For production-critical deployments, clone your VPS (or use a separate Hostinger VPS) and run the update there first. It catches environment-specific issues before they affect live operations.

Remember: The goal is to make deployments so boring that they become uneventful. A checklist is the simplest way to get there.
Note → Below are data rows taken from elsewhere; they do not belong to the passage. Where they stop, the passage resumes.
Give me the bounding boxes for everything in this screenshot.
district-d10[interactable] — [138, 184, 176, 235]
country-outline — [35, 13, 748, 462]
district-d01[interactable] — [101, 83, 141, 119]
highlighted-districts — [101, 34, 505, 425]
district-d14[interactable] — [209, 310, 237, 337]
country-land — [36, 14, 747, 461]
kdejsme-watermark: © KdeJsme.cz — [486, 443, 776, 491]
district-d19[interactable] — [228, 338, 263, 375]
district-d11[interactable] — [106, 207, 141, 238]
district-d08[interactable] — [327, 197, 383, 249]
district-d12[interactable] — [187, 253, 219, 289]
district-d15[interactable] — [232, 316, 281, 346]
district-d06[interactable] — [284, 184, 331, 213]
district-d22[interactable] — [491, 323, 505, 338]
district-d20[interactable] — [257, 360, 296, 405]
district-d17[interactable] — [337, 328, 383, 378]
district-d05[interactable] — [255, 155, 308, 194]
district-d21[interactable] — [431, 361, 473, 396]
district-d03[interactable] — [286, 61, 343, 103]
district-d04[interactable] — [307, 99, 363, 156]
Need a reliable VPS to test updates safely? Hostinger's KVM VPS lets you spin up a staging instance in minutes. Test updates there before production, and keep your main deployment running smoothly.

Related reads

Frequently asked questions

Why do I need a pre-restart checklist for OpenClaw?
Because updates can introduce config changes, dependency mismatches, or agent code that fails silently. A short checklist catches these before you restart, avoiding downtime and firefighting.
What's the most important step before restarting OpenClaw?
Back up your ~/.openclaw directory. That's where agent definitions, credentials, and configuration live. If the update breaks something, you can restore quickly.
Do I need to run npm ci again after a git pull?
Yes. Always run npm ci --only=production after pulling new code to ensure dependencies match package-lock.json. Skipping this leads to missing modules or version mismatches.
How can I test agents without affecting production?
Use pm2 start npm --name openclaw-test -- start -- --test or set up a staging environment on a separate VPS. Test critical agents with sample data before switching over.
When should I restart OpenClaw after an update?
After you've verified: backup exists, npm ci succeeded, config files are consistent, env variables are present, and a smoke test of the web UI passes. Then pm2 restart openclaw and monitor logs.
What if an agent fails after the restart?
Check logs: pm2 logs openclaw. Common causes: missing API keys, changed config schema, or network changes. If needed, restore the backup and revert the git commit. Keep the previous version available.